Trump announced on 1 June of this year that the US will leave the Paris agreement, which was agreed at 21st Conference of Parties (COP21) in Paris in 2015.

"If that hadn't happened, the media perhaps wouldn't be as interested in this," said Healy, adding that she hoped the US will not be too much of a "distraction" from "the real work."

The COP is the forum where UN members meet to discuss how they will limit climate change. This year's edition, COP23, is more about preparing procedural decisions than reaching agreements like in Paris.

"It's very process-heavy, even though there is a political spotlight on it," said Healy, noting that COPs "are not all like COP21".

"We should manage your expectations," she added.

While countries agreed in Paris that they should slow down the Earth's temperature rise to prevent catastrophic climate change, they did not specify all the details yet.

An open question is how each country's climate commitments will be verified, and what happens if a country fails to do what it promised.

Next year's COP, which will be held in Katowice in Poland, will be about agreeing a "rulebook". This year's COP is about preparing for that rulebook.

"We're not literally discussing the rules at this COP, but discussing the process by which we are going to decide the rules."

EU wants 'tangible progress'

The European Commission hopes that COP23 will deliver "tangible progress on the Paris work programme, which is to be agreed next year in COP24 in Poland," according to spokeswoman Anna-Kaisa Itkonen.

"For us this is clearly a COP that is important to prepare for the 2018 COP," said Itkonen at a press briefing in Brussels on Friday (3 November).

She acknowledged that 'tangible progress' can mean different things to different countries and regions. Itkonen said that to the EU it would mean "clear language on how the parties are implementing their national contributions".

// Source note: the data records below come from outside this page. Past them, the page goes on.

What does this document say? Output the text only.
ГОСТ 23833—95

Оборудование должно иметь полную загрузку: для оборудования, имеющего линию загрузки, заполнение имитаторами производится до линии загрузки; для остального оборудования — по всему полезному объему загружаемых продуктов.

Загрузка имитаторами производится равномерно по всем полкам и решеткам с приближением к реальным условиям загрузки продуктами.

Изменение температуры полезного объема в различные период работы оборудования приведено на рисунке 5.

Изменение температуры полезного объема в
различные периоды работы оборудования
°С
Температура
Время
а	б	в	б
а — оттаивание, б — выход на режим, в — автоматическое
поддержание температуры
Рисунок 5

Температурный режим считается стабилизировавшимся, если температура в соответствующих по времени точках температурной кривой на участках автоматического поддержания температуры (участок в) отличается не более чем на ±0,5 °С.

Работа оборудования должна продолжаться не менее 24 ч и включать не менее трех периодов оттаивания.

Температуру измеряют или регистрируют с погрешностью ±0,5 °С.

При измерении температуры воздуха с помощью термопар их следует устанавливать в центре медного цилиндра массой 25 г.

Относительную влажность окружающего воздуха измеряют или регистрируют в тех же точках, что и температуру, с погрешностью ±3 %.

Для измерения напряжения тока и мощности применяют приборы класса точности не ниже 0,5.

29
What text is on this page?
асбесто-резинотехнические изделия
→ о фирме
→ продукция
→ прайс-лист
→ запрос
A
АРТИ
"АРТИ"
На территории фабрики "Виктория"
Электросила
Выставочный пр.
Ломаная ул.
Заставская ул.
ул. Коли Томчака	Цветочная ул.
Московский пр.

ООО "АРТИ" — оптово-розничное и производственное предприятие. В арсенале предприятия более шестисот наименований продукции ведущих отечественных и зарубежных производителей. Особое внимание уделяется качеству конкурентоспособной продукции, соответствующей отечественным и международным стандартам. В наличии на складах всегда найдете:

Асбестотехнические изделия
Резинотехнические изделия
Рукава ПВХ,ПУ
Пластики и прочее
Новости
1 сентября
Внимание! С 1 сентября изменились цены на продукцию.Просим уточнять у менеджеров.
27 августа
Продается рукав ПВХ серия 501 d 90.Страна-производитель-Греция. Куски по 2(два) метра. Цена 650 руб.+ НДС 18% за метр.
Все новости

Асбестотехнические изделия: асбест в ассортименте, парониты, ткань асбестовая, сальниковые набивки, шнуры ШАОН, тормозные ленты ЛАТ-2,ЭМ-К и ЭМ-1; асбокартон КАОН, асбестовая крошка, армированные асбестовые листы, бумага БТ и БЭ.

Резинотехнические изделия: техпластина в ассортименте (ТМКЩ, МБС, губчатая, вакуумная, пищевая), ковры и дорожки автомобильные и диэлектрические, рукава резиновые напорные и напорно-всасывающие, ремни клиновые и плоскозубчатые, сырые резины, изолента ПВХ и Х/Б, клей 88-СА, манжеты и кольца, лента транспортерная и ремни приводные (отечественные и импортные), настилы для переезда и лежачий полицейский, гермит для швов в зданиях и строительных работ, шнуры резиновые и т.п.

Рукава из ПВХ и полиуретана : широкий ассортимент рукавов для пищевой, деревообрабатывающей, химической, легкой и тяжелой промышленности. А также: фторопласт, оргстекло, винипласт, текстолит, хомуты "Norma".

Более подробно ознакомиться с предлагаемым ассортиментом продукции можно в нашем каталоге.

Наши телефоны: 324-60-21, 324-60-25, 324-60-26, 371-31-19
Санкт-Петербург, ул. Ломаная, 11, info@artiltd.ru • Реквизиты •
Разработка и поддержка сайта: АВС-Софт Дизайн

Think tank director Healy said it will be difficult to "give you technical milestones" which would make the difference between success and failure.

"It's all very procedural," she said.

EU ministers for environment said in a statement last month that they expect COP23 to deliver "sufficient clarity on how the 2018 facilitative dialogue will be conducted" – the term 'facilitative dialogue' refers to the moment when the treaty's signatories take stock of their progress.

To the ministers, substantial progress should take "the form of draft decisions or textual elements."

COP23 will last two weeks. Traditionally, politicians will show up in the second week. On behalf of the EU, climate commissioner Miguel Arias Canete is expected to attend, in addition to national ministers from the EU member states.

The chair of the meetings this year is the island nation Fiji, but the actual talks are held in Bonn, the location of the headquarters of the United Nations Framework Convention on Climate Change.